La fête de la mi-automne nous a donné l’occasion de visiter le village d’orphelins Birla, dans la banlieue de Hanoï, dont nous avons souvent entendu parler.

Quadruppani, romancier et essayiste français, me glisse à l’oreille :
– On ne peut pas dire qu’ils sont malheureux, ces orphelins. Ça ne donne pas l’impression d’une discipline de caserne.
Il semble très ému par le spectacle, lui que j’ai connu plutôt railleur et sceptique. Dans la vaste cour qui résonne au bruit des tambours, une centaine de petits pensionnaires se rassemblent pour admirer le somptueux “banquet traditionnel de la mi-automne”. Sur une rangée de tables sont exposés des gâteaux ronds comme la lune, des fruits de la saison (kakis, bananes, oranges… ), de magnifiques fleurs artificielles taillées dans les papayes vertes, des caniches à poil bouclé faits de pulpe de pamplemousse, des jouets en papier multicolore.

Les enfants sont littéralement charmés par les numéros de marionnettes de l’artiste Van Hoc, directeur de la Troupe bénévole “Pour le sourire des enfants” : la danse Cham, la Valse, le Démon-Araignée… La représentation est clôturée par la danse hindoue des écolières. Les locaux et l’équipement de l’établissement ont été réalisés en 1987 avec l’assistance financière du groupe syndical hindou Cimmco Birla qui a inspiré également une certaine conception organisationnelle et éducative. Chaque dizaine d’enfants constituent une unité familiale habitant à part et dirigée par une jeune mère adoptive. Pour ne pas être coupés de la réalité sociale, ils fréquentent les écoles du voisinage, du primaire à la fin du secondaire. Rentrés de classe, ils étudient, apprennent les éléments d’un métier artisanal, regardent la TV et s’amusent avec leurs frères et leurs sœurs adoptifs. Ils se livrent aussi à des travaux manuels lucratifs et au jardinage pour avoir de quoi améliorer l’ordinaire. Les frais mensuels du pensionnat sont couverts par la municipalité de Hanoï et les dons individuels ou collectifs émanant du pays et de l’étranger.
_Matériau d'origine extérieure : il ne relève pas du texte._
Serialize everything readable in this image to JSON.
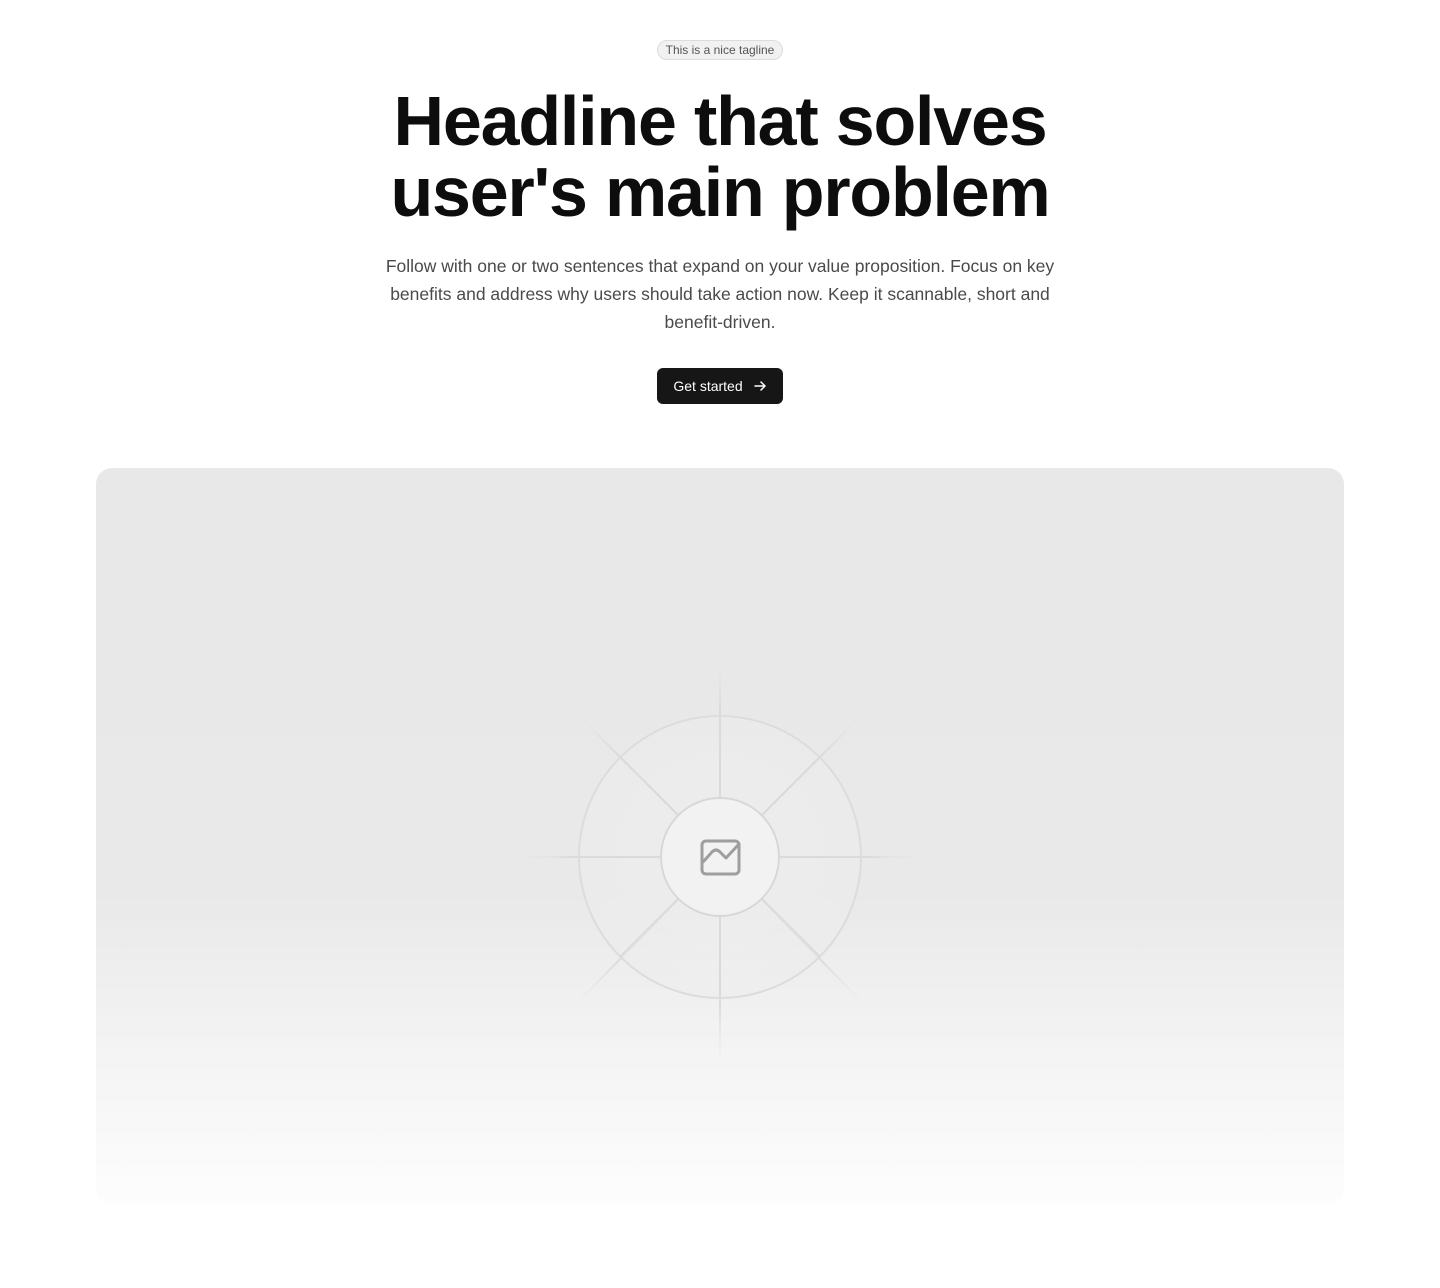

Nous quittons le “village indien”, tel est le nom donné par la population à Birla, à la nuit tombante. Dans la voiture, je ne peux m’empêcher d’évoquer les relations entre les peuples vietnamien et indien. A travers plusieurs millénaires d’histoire, elles n’ont pas été entachées par le moindre conflit sanglant. Cela ne tient pas simplement de la géopolitique.
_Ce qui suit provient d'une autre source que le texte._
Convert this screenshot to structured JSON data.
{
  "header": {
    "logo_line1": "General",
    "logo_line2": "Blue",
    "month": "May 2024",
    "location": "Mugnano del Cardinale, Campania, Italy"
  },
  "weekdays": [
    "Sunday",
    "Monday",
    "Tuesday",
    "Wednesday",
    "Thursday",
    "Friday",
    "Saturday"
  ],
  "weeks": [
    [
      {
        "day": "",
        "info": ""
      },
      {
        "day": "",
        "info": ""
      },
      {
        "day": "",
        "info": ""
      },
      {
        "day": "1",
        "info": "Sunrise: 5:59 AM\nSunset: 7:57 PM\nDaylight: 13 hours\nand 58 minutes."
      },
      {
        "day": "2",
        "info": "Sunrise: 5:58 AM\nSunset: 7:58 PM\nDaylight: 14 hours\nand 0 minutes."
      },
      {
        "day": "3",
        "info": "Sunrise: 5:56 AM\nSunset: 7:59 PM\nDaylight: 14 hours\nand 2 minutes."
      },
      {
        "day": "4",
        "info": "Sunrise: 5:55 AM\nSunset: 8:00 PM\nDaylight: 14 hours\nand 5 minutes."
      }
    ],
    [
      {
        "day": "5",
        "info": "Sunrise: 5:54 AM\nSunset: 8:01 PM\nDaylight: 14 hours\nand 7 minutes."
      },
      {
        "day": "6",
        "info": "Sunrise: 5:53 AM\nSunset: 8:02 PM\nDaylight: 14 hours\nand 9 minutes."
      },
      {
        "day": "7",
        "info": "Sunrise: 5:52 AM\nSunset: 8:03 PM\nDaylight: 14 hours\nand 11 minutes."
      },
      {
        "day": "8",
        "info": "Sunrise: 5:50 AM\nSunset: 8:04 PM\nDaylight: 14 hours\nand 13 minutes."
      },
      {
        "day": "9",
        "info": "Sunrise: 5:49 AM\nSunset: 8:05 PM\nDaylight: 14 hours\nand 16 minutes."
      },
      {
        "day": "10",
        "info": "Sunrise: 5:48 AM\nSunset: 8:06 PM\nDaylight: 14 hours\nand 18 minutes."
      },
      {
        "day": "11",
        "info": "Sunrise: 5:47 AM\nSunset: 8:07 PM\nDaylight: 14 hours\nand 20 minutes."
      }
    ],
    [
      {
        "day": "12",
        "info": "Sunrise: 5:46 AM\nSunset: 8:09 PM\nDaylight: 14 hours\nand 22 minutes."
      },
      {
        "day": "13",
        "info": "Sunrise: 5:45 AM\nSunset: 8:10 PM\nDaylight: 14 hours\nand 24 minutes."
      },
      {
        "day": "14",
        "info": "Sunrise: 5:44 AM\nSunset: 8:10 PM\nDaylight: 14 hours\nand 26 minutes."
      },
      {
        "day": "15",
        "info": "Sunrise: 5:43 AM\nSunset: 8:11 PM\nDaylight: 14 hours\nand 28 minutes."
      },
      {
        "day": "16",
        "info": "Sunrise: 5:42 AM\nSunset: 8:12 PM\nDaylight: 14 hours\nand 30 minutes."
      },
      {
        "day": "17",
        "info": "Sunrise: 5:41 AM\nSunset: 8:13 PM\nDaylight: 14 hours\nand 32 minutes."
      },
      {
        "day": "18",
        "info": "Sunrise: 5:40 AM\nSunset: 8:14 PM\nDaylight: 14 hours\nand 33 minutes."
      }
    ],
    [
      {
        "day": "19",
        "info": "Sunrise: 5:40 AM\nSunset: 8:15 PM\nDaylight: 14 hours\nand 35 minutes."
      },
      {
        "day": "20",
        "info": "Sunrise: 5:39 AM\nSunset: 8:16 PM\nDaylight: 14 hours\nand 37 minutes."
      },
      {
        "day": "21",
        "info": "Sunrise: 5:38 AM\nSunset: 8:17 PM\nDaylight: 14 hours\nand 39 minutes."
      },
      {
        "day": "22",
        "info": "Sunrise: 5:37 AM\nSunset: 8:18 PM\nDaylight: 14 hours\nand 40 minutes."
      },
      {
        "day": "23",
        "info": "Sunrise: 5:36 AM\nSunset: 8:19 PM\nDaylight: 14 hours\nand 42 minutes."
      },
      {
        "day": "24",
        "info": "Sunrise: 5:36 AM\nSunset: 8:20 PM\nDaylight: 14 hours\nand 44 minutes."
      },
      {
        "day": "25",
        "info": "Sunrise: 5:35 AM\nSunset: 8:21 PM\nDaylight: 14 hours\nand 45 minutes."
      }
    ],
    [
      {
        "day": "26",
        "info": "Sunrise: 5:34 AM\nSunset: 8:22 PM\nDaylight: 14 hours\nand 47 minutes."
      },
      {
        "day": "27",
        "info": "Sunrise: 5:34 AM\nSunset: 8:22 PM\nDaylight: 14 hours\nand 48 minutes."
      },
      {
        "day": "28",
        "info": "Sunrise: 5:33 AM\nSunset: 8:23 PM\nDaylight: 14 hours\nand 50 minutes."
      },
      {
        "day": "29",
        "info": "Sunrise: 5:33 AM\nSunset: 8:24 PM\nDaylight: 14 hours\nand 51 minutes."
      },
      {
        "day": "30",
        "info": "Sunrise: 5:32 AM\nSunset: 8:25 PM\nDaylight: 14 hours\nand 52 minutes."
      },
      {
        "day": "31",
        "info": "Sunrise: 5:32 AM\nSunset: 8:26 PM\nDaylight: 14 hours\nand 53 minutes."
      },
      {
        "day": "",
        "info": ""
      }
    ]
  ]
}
Avec la Chine, l’Inde a fait figure de grande puissance depuis l’antiquité. Mais l’expansion indienne qui a débuté aux environs de l’ère chrétienne se réalisa ni au fil de l’épée ni par les moyens politiques de la colonisation. “L’Inde extérieure”, basée essentiellement sur l’attraction culturelle et commerciale, n’a pu durer longtemps. Ce qui n’empêche pas les dynasties de l’Inde du Sud, notamment les Pallava aux Vile et Ville siècles et les Cola aux IXe-XIe siècles, d’exporter la civilisation indienne en Asie du Sud-Est. Ainsi se sont constitués des Etats fortement hindouisés : Founan, Tchenla, Cambodge, Champa, pays indochinois. Le Vietnam a subi une influence plus indirecte de la culture indienne et l’emprise directe de la culture chinoise tout en gardant son substrat du Sud-Est asiatique. Le plus important apport spirituel indien, le bouddhisme, vient moins des missionnaires indiens que des mahayanistes chinois. Pourtant, dès 580, la première secte Thiên (Zen) vietnamienne a été fondée par le bonze indien Vinitaruci. Les pagodes vietnamiennes rendent en général un culte secondaire à une statue d’Indien barbu représentant Bodhidharma, créateur en Chine de la secte Thiên. Soulignons enfin l’enrichissement de notre culture grâce aux éléments indiens apportés par les composantes ethniques Cham et Khmers de la nation vietnamienne.